Ahead of a performance of Mahler’s Symphony No.7 Iván Fischer turned to the audience and began his speech by welcoming to the concert a group of Syrian refugees he had invited.
“Ladies and Gentlemen, I greet and welcome you warm-heartedly to the beginning of the Season. And especially I greet and welcome our guests from Syria, who for the first time listen to music with us in the concert hall.”
He went on to say: “I hear worrying reports from Hungary. Lots of people who are tired and in despair are being held against their will.

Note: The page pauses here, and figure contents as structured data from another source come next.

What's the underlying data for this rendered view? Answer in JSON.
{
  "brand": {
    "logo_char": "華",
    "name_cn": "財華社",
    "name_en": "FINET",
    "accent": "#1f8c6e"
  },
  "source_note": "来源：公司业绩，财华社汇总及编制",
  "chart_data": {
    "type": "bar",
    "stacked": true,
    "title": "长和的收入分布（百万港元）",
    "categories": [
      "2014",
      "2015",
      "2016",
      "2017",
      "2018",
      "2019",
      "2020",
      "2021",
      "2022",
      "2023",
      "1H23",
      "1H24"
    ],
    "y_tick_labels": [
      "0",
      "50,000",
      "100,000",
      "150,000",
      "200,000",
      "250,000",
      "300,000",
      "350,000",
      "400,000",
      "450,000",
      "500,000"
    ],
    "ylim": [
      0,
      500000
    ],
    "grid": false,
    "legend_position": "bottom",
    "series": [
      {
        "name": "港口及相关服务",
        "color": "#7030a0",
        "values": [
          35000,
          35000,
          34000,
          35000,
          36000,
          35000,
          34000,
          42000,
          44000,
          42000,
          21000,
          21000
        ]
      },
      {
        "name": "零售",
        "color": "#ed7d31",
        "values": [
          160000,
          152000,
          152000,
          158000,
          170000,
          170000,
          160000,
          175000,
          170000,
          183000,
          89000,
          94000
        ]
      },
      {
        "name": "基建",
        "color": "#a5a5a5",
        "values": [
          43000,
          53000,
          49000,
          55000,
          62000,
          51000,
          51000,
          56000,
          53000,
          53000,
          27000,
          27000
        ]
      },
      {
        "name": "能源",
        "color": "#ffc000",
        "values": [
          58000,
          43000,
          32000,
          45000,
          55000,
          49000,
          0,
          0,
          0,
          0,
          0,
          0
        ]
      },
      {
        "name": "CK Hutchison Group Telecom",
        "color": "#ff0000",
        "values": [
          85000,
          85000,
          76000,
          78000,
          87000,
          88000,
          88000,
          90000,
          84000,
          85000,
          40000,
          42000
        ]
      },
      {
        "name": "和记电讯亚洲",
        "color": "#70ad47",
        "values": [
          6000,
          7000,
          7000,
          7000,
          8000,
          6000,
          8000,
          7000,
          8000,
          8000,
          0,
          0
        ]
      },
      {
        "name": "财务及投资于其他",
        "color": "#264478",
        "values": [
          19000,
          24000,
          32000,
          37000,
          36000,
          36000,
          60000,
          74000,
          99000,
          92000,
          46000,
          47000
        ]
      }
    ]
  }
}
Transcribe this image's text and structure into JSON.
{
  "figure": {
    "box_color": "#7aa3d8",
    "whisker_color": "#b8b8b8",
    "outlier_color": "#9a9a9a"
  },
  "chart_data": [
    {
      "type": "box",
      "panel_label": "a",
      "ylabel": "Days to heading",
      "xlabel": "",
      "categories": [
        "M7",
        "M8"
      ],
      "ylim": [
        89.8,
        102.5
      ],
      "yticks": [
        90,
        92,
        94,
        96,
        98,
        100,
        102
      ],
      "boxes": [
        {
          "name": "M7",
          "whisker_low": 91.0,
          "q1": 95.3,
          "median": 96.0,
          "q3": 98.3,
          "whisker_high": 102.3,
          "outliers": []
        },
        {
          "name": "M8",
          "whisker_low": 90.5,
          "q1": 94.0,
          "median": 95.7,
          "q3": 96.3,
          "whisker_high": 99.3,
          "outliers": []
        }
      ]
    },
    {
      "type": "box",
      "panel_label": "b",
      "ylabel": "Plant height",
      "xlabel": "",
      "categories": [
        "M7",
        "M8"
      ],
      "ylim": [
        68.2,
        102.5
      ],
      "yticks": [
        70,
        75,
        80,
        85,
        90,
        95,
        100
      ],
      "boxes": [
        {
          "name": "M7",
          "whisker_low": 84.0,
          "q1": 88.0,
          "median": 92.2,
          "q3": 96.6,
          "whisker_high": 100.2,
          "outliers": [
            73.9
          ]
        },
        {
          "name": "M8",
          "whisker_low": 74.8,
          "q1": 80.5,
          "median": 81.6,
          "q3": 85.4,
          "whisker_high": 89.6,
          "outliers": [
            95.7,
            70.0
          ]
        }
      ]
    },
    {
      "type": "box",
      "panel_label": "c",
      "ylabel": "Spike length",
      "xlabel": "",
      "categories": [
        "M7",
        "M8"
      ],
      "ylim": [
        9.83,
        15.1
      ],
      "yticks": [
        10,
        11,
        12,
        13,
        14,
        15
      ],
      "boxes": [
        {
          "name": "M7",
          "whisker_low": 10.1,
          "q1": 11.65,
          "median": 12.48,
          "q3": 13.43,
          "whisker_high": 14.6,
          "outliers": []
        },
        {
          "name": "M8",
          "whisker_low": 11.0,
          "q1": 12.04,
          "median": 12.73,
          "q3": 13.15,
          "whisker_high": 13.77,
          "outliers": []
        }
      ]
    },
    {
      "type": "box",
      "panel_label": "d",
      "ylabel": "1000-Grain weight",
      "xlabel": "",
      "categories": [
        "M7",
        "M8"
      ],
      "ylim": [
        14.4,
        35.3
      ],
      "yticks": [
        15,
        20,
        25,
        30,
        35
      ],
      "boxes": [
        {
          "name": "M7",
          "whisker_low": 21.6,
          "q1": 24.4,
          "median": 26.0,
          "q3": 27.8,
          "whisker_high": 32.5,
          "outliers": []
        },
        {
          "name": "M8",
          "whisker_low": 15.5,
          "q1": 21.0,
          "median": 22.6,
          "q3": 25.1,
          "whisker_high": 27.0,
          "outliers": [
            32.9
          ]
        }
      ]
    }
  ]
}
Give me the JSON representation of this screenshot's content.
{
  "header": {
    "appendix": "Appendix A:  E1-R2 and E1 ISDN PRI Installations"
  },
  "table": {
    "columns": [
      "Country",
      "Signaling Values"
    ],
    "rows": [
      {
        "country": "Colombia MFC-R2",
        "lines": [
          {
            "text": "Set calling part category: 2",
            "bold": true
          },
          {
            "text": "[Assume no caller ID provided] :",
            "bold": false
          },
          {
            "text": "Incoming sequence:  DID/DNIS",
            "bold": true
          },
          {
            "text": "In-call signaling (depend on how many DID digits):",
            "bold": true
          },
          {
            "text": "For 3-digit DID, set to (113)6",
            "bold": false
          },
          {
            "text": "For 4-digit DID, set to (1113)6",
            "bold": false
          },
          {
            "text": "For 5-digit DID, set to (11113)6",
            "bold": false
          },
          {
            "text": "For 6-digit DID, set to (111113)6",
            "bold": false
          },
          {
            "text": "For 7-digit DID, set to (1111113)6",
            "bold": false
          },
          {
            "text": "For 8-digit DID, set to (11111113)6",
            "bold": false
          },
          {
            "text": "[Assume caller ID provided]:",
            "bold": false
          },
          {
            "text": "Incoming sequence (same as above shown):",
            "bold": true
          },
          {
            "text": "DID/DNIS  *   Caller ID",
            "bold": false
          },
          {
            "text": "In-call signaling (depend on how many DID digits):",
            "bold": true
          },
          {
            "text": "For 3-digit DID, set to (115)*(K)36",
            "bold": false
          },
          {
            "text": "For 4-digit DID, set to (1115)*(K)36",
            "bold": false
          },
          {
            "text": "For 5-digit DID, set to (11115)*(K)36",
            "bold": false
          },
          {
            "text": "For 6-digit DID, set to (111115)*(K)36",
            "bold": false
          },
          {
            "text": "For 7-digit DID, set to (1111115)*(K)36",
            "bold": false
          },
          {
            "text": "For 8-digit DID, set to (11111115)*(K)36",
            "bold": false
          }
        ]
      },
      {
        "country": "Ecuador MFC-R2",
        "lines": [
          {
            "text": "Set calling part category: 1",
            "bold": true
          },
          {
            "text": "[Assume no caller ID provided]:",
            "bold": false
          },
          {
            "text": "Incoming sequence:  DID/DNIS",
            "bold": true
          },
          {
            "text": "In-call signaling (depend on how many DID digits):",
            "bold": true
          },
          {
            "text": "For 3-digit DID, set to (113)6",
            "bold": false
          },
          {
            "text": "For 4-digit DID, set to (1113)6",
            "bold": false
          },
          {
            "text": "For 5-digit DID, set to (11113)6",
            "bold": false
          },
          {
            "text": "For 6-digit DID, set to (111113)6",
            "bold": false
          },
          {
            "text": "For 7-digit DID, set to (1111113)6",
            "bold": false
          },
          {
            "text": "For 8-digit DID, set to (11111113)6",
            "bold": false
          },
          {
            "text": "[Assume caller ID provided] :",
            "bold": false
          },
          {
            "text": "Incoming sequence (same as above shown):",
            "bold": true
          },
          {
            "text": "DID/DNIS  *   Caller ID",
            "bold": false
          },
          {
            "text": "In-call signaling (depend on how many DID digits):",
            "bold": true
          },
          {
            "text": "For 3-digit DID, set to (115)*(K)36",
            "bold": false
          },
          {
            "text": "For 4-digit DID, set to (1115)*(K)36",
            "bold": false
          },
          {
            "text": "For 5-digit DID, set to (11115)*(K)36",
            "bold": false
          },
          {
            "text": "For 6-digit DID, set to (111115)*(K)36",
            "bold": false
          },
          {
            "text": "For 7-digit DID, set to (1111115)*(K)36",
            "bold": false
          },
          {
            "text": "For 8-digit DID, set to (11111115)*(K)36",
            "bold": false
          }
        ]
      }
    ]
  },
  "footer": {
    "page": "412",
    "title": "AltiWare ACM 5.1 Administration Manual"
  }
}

I appeal to the German, Hungarian and European authorities to free these people immediately so that they can go where they wish to go, and be registered where they wish to be registered.”
Under rules laid out in the EU's Dublin accord, refugees are required to seek asylum in the first European country they reach.
Fischer called the rules “old, obsolete” and said they didn’t work for such large numbers of people.
He closed his speech by saying: “The problem will be solved when enough tolerant people live in Europe and they welcome refugees warm-heartedly, generously.
"May music play its part in this endeavour.”
The speech (in German) was filmed and has been shared on Facebook:
Hungary’s government has put up a razor-wire fence on the country’s southern border with Serbia. The country’s prime minister Viktor Orbán has been criticised this week for his hardline response to the humanitarian crisis.